After seven decades with no advances in the treatment of the genetic disorder classic congenital adrenal hyperplasia (CAH), Neurocrine Biosciences has scored FDA approval for its first-in-class, twice-daily oral medicine Crenessity (crinecerfont).

The blessing came nearly two weeks before its FDA target date and is termed as “paradigm shifting” by the San Diego-based company. The selective oral corticotropin-releasing factor type 1 receptor (CRF) antagonist can be used by CAH patients age 4 and older.

Serving as an add-on to glucocorticoid replacement therapies, Crenessity reduces excess adrenocorticotropic hormone (ACTH) and downstream adrenal androgen production, allowing for glucocorticoid dose reduction.

With the approval, Neurocrine's share price increased by 6%.

It’s a key breakthrough for CAH patients as long-term use of glucocorticoid replacement therapies at high doses can cause weight gain, heart problems and bone loss.

“Patients and families struggle to achieve balance between managing the symptoms of CAH and the side effects or complications of treatment with high-dose steroids, which may impact quality of life,” Dina Matos, the executive director of the CARES Foundation, said in a Friday release facilitated by Neurocrine.

CAH is an imbalance between cortisol and androgen hormones. When the body can’t make enough of the cortisol hormone, another hormone known as ACTH climbs. This causes overproduction of androgens, or male sex hormones like testosterone. It is estimated that there are 30,000 with the disorder in the U.S.

The company expects to make Crenessity available by next week. Neurocrine added in an email that it will reveal the price of Crenessity in the coming days. Earlier this year, the company launched an educational campaign titled WhattheC@H?! to help build a community of patients with CAH.

The nod is accompanied by a valuable rare pediatric disease priority review voucher, which can be used to expedite the FDA's assessment of another application. The company said it has not decided whether it will sell or hold onto its PRV. 

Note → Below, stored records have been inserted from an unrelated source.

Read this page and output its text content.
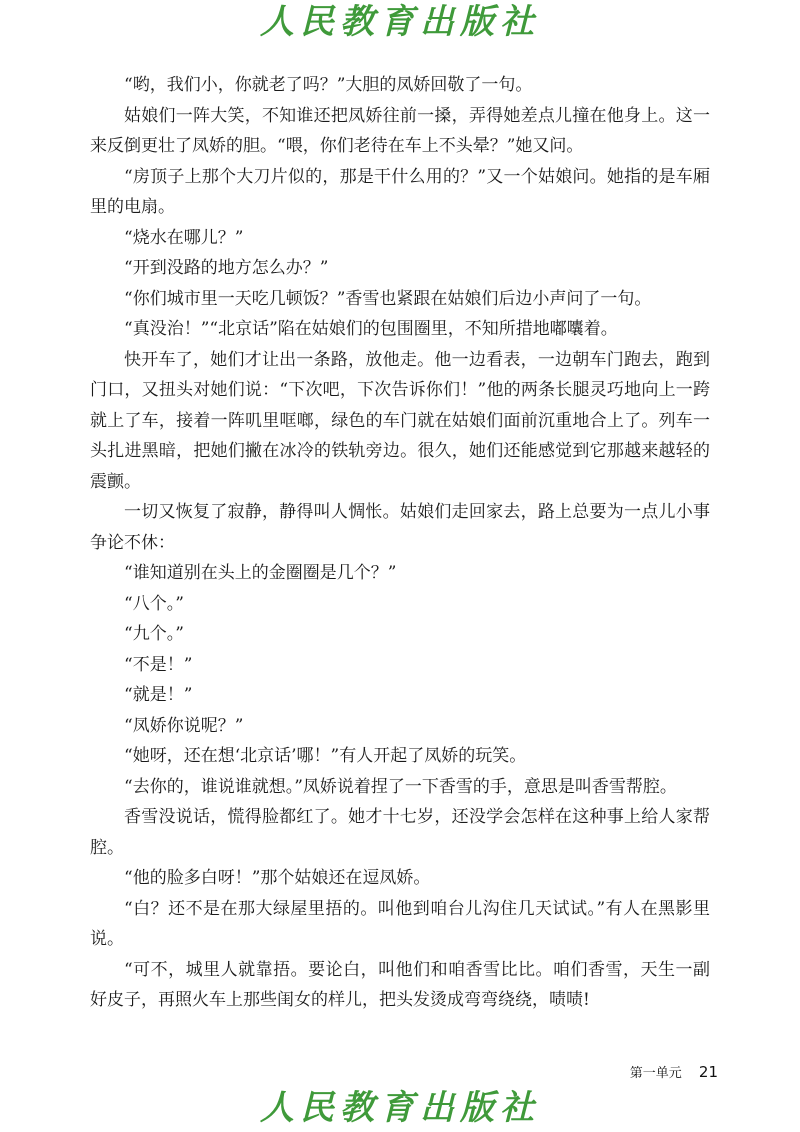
人民教育出版社

“哟，我们小，你就老了吗？”大胆的凤娇回敬了一句。

姑娘们一阵大笑，不知谁还把凤娇往前一搡，弄得她差点儿撞在他身上。这一来反倒更壮了凤娇的胆。“喂，你们老待在车上不头晕？”她又问。

“房顶子上那个大刀片似的，那是干什么用的？”又一个姑娘问。她指的是车厢里的电扇。

“烧水在哪儿？”

“开到没路的地方怎么办？”

“你们城市里一天吃几顿饭？”香雪也紧跟在姑娘们后边小声问了一句。

“真没治！”“北京话”陷在姑娘们的包围圈里，不知所措地嘟囔着。

快开车了，她们才让出一条路，放他走。他一边看表，一边朝车门跑去，跑到门口，又扭头对她们说：“下次吧，下次告诉你们！”他的两条长腿灵巧地向上一跨就上了车，接着一阵叽里哐啷，绿色的车门就在姑娘们面前沉重地合上了。列车一头扎进黑暗，把她们撇在冰冷的铁轨旁边。很久，她们还能感觉到它那越来越轻的震颤。

一切又恢复了寂静，静得叫人惆怅。姑娘们走回家去，路上总要为一点儿小事争论不休：

“谁知道别在头上的金圈圈是几个？”

“八个。”

“九个。”

“不是！”

“就是！”

“凤娇你说呢？”

“她呀，还在想‘北京话’哪！”有人开起了凤娇的玩笑。

“去你的，谁说谁就想。”凤娇说着捏了一下香雪的手，意思是叫香雪帮腔。

香雪没说话，慌得脸都红了。她才十七岁，还没学会怎样在这种事上给人家帮腔。

“他的脸多白呀！”那个姑娘还在逗凤娇。

“白？还不是在那大绿屋里捂的。叫他到咱台儿沟住几天试试。”有人在黑影里说。

“可不，城里人就靠捂。要论白，叫他们和咱香雪比比。咱们香雪，天生一副好皮子，再照火车上那些闺女的样儿，把头发烫成弯弯绕绕，啧啧!

第一单元 21
人民教育出版社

Crenessity has been tested in two separate phase 3 studies: one for children and adolescents, and the other for adults. Results of the former study, which were released in 2023, showed that after 28 weeks, crinecerfont hit its primary endpoint of producing a statistically significant reduction in daily glucocorticoid dose compared to placebo, while also maintaining androgen control. Those findings echoed similar results from the adult-focused trial that were unveiled a month earlier.

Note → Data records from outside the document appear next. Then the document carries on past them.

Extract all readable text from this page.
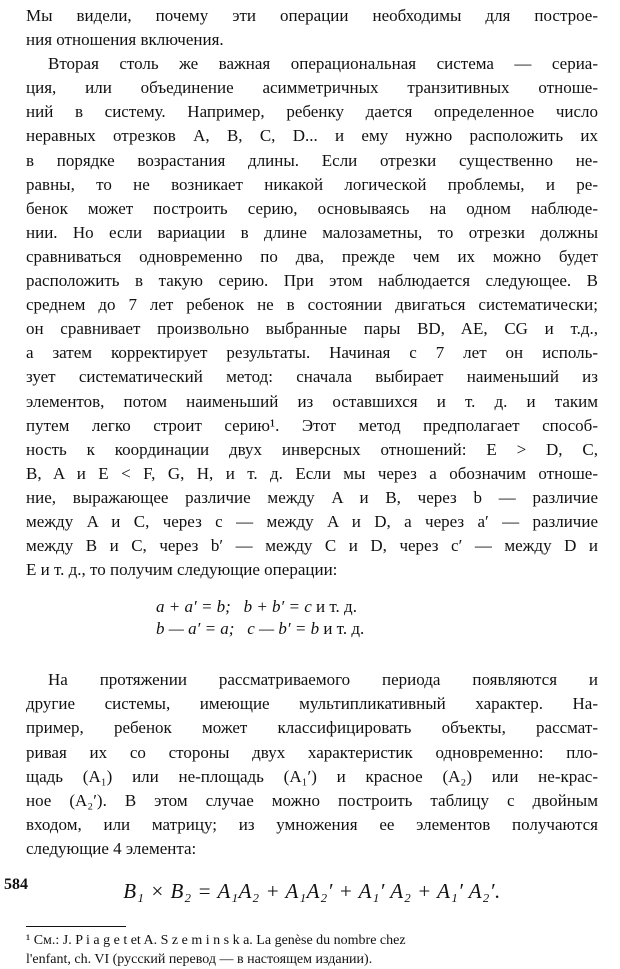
Мы видели, почему эти операции необходимы для построе-
ния отношения включения.

Вторая столь же важная операциональная система — сериа-
ция, или объединение асимметричных транзитивных отноше-
ний в систему. Например, ребенку дается определенное число
неравных отрезков A, B, C, D... и ему нужно расположить их
в порядке возрастания длины. Если отрезки существенно не-
равны, то не возникает никакой логической проблемы, и ре-
бенок может построить серию, основываясь на одном наблюде-
нии. Но если вариации в длине малозаметны, то отрезки должны
сравниваться одновременно по два, прежде чем их можно будет
расположить в такую серию. При этом наблюдается следующее. В
среднем до 7 лет ребенок не в состоянии двигаться систематически;
он сравнивает произвольно выбранные пары BD, AE, CG и т.д.,
а затем корректирует результаты. Начиная с 7 лет он исполь-
зует систематический метод: сначала выбирает наименьший из
элементов, потом наименьший из оставшихся и т. д. и таким
путем легко строит серию¹. Этот метод предполагает способ-
ность к координации двух инверсных отношений: E > D, C,
B, A и E < F, G, H, и т. д. Если мы через a обозначим отноше-
ние, выражающее различие между A и B, через b — различие
между A и C, через c — между A и D, а через a′ — различие
между B и C, через b′ — между C и D, через c′ — между D и
E и т. д., то получим следующие операции:

a + a′ = b; b + b′ = c и т. д.
b — a′ = a; c — b′ = b и т. д.

На протяжении рассматриваемого периода появляются и
другие системы, имеющие мультипликативный характер. На-
пример, ребенок может классифицировать объекты, рассмат-
ривая их со стороны двух характеристик одновременно: пло-
щадь (A₁) или не-площадь (A₁′) и красное (A₂) или не-крас-
ное (A₂′). В этом случае можно построить таблицу с двойным
входом, или матрицу; из умножения ее элементов получаются
следующие 4 элемента:

B₁ × B₂ = A₁A₂ + A₁A₂′ + A₁′ A₂ + A₁′ A₂′.
¹ См.: J. P i a g e t et A. S z e m i n s k a. La genèse du nombre chez
l'enfant, ch. VI (русский перевод — в настоящем издании).
584
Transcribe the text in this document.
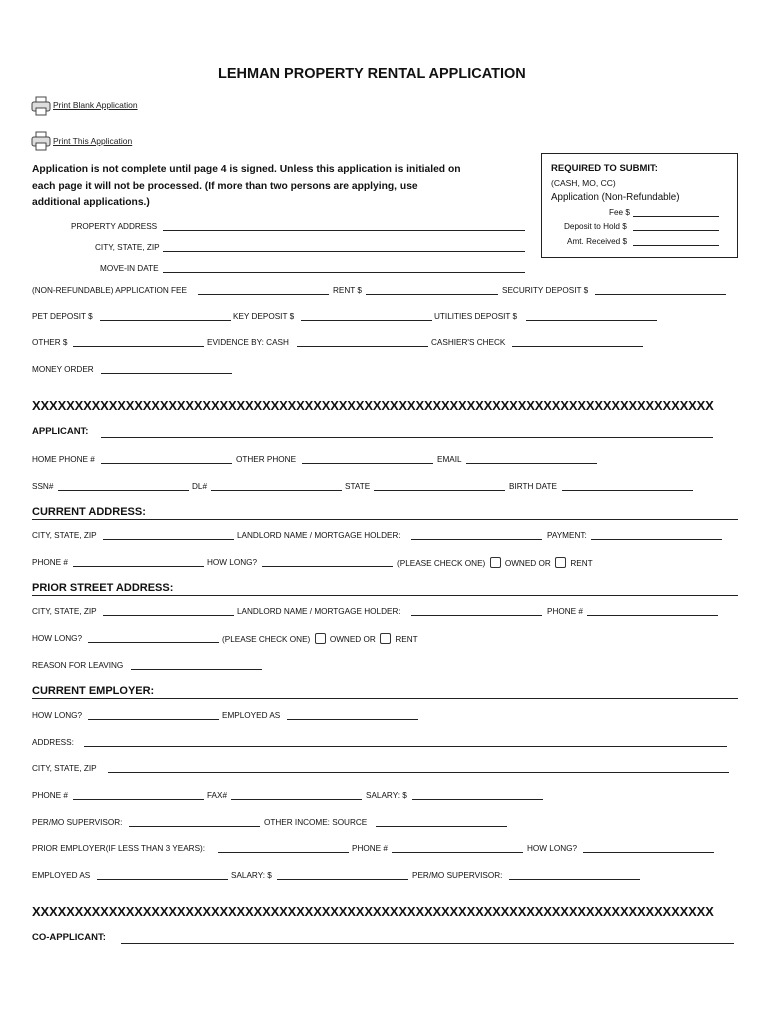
LEHMAN PROPERTY RENTAL APPLICATION
Print Blank Application
Print This Application
Application is not complete until page 4 is signed. Unless this application is initialed on
each page it will not be processed. (If more than two persons are applying, use
additional applications.)
REQUIRED TO SUBMIT:
(CASH, MO, CC)
Application (Non-Refundable)
Fee $
Deposit to Hold $
Amt. Received $
PROPERTY ADDRESS
CITY, STATE, ZIP
MOVE-IN DATE
(NON-REFUNDABLE) APPLICATION FEE	RENT $	SECURITY DEPOSIT $
PET DEPOSIT $	KEY DEPOSIT $	UTILITIES DEPOSIT $
OTHER $	EVIDENCE BY: CASH	CASHIER'S CHECK
MONEY ORDER
XXXXXXXXXXXXXXXXXXXXXXXXXXXXXXXXXXXXXXXXXXXXXXXXXXXXXXXXXXXXXXXXXXXXXXXXXXXXXXXX
APPLICANT:
HOME PHONE #	OTHER PHONE	EMAIL
SSN#	DL#	STATE	BIRTH DATE
CURRENT ADDRESS:
CITY, STATE, ZIP	LANDLORD NAME / MORTGAGE HOLDER:	PAYMENT:
PHONE #	HOW LONG?	(PLEASE CHECK ONE) OWNED OR RENT
PRIOR STREET ADDRESS:
CITY, STATE, ZIP	LANDLORD NAME / MORTGAGE HOLDER:	PHONE #
HOW LONG?	(PLEASE CHECK ONE) OWNED OR RENT
REASON FOR LEAVING
CURRENT EMPLOYER:
HOW LONG?	EMPLOYED AS
ADDRESS:
CITY, STATE, ZIP
PHONE #	FAX#	SALARY: $
PER/MO SUPERVISOR:	OTHER INCOME: SOURCE
PRIOR EMPLOYER(IF LESS THAN 3 YEARS):	PHONE #	HOW LONG?
EMPLOYED AS	SALARY: $	PER/MO SUPERVISOR:
XXXXXXXXXXXXXXXXXXXXXXXXXXXXXXXXXXXXXXXXXXXXXXXXXXXXXXXXXXXXXXXXXXXXXXXXXXXXXXXX
CO-APPLICANT:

This is the third approved drug for Neurocrine. Ingrezza was approved for tardive dyskinesia in 2017 and won a key label expansion in 2023 to treat chorea in patients with Huntington’s disease. The blockbuster generated sales of $613 million in the third quarter and is expected to rack up revenue of $2.3 billion in 2024.

The company also won a 2018 approval for endometriosis drug Orilissa, which it licenses to AbbVie.